There is a widening recognition that cancer cells are products of complex developmental processes. Carcinogenesis and metastasis formation are increasingly described as systems-level, network phenomena. Here we propose that malignant transformation is a two-phase process, where an initial increase of system plasticity is followed by a decrease of plasticity at late stages of carcinogenesis as a model of cellular learning. We describe the hallmarks of increased system plasticity of early, tumor initiating cells, such as increased noise, entropy, conformational and phenotypic plasticity, physical deformability, cell heterogeneity and network rearrangements. Finally, we argue that the large structural changes of molecular networks during cancer development necessitate a rather different targeting strategy in early and late phase of carcinogenesis. Plastic networks of early phase cancer development need a central hit, while rigid networks of late stage primary tumors or established metastases should be attacked by the network influence strategy, such as by edgetic, multi-target, or allo-network drugs.
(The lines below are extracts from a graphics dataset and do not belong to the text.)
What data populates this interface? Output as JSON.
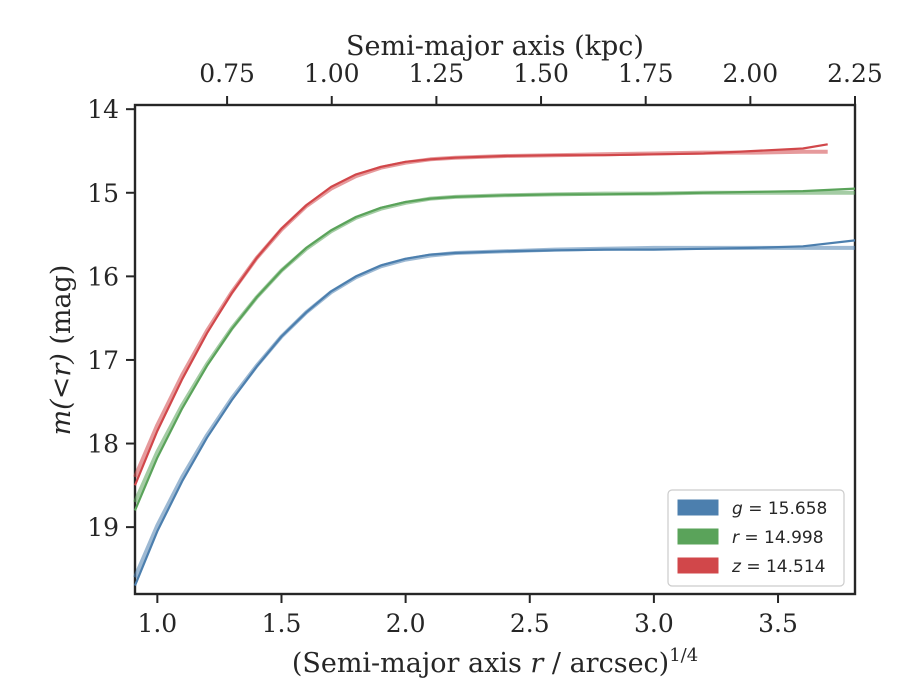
{
  "chart_data": {
    "type": "line",
    "xlabel": "(Semi-major axis r / arcsec)^1/4",
    "xlabel_prefix": "(Semi-major axis ",
    "xlabel_var": "r",
    "xlabel_suffix": " / arcsec)",
    "xlabel_exp": "1/4",
    "ylabel": "m(<r) (mag)",
    "ylabel_math": "m(<r)",
    "ylabel_unit": " (mag)",
    "top_xlabel": "Semi-major axis (kpc)",
    "xlim": [
      0.91,
      3.81
    ],
    "ylim": [
      19.8,
      13.95
    ],
    "y_inverted": true,
    "top_xlim": [
      0.53,
      2.25
    ],
    "x_ticks": [
      "1.0",
      "1.5",
      "2.0",
      "2.5",
      "3.0",
      "3.5"
    ],
    "y_ticks": [
      "14",
      "15",
      "16",
      "17",
      "18",
      "19"
    ],
    "top_x_ticks": [
      "0.75",
      "1.00",
      "1.25",
      "1.50",
      "1.75",
      "2.00",
      "2.25"
    ],
    "grid": false,
    "legend_position": "lower-right",
    "series": [
      {
        "name": "g = 15.658",
        "band": "g",
        "total": "15.658",
        "color": "#4c7fae",
        "x": [
          0.91,
          1.0,
          1.1,
          1.2,
          1.3,
          1.4,
          1.5,
          1.6,
          1.7,
          1.8,
          1.9,
          2.0,
          2.1,
          2.2,
          2.4,
          2.6,
          2.8,
          3.0,
          3.2,
          3.4,
          3.6,
          3.81
        ],
        "y": [
          19.7,
          19.05,
          18.45,
          17.93,
          17.48,
          17.08,
          16.72,
          16.43,
          16.18,
          16.0,
          15.87,
          15.79,
          15.74,
          15.72,
          15.7,
          15.69,
          15.68,
          15.68,
          15.67,
          15.66,
          15.64,
          15.57
        ],
        "fit_y": [
          19.6,
          18.98,
          18.4,
          17.9,
          17.46,
          17.07,
          16.72,
          16.43,
          16.19,
          16.01,
          15.88,
          15.8,
          15.75,
          15.72,
          15.7,
          15.68,
          15.67,
          15.66,
          15.66,
          15.66,
          15.66,
          15.66
        ]
      },
      {
        "name": "r = 14.998",
        "band": "r",
        "total": "14.998",
        "color": "#5aa35a",
        "x": [
          0.91,
          1.0,
          1.1,
          1.2,
          1.3,
          1.4,
          1.5,
          1.6,
          1.7,
          1.8,
          1.9,
          2.0,
          2.1,
          2.2,
          2.4,
          2.6,
          2.8,
          3.0,
          3.2,
          3.4,
          3.6,
          3.81
        ],
        "y": [
          18.8,
          18.17,
          17.58,
          17.07,
          16.63,
          16.25,
          15.93,
          15.66,
          15.45,
          15.29,
          15.18,
          15.11,
          15.07,
          15.05,
          15.03,
          15.02,
          15.02,
          15.01,
          15.0,
          14.99,
          14.98,
          14.95
        ],
        "fit_y": [
          18.7,
          18.1,
          17.54,
          17.05,
          16.62,
          16.25,
          15.93,
          15.67,
          15.46,
          15.3,
          15.19,
          15.12,
          15.07,
          15.05,
          15.03,
          15.02,
          15.01,
          15.01,
          15.0,
          15.0,
          15.0,
          15.0
        ]
      },
      {
        "name": "z = 14.514",
        "band": "z",
        "total": "14.514",
        "color": "#d1474a",
        "x": [
          0.91,
          1.0,
          1.1,
          1.2,
          1.3,
          1.4,
          1.5,
          1.6,
          1.7,
          1.8,
          1.9,
          2.0,
          2.1,
          2.2,
          2.4,
          2.6,
          2.8,
          3.0,
          3.2,
          3.4,
          3.6,
          3.7
        ],
        "y": [
          18.5,
          17.85,
          17.23,
          16.68,
          16.2,
          15.78,
          15.43,
          15.15,
          14.93,
          14.78,
          14.69,
          14.63,
          14.6,
          14.58,
          14.56,
          14.55,
          14.55,
          14.54,
          14.53,
          14.5,
          14.47,
          14.42
        ],
        "fit_y": [
          18.4,
          17.78,
          17.18,
          16.65,
          16.19,
          15.78,
          15.44,
          15.16,
          14.95,
          14.8,
          14.7,
          14.64,
          14.6,
          14.58,
          14.56,
          14.55,
          14.54,
          14.53,
          14.52,
          14.52,
          14.51,
          14.51
        ]
      }
    ]
  }
}
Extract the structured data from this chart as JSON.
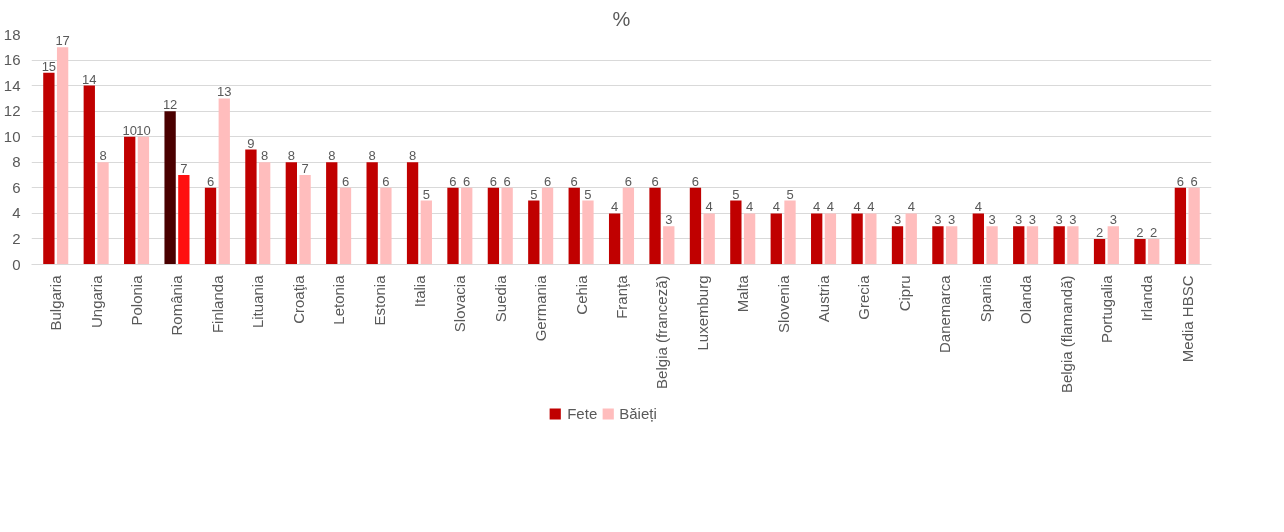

Cancer stem cells need special diagnosis and targeting, since their dormant and rapidly proliferating forms may have more rigid, or more plastic networks, respectively. The extremely high ability to change their rigidity/plasticity may be a key differentiating hallmark of cancer stem cells. The application of early stage-optimized anti-cancer drugs to late-stage patients may be a reason of many failures in anti-cancer therapies. Our hypotheses presented here underlie the need for patient-specific multi-target therapies applying the correct ratio of central hits and network influences -- in an optimized sequence.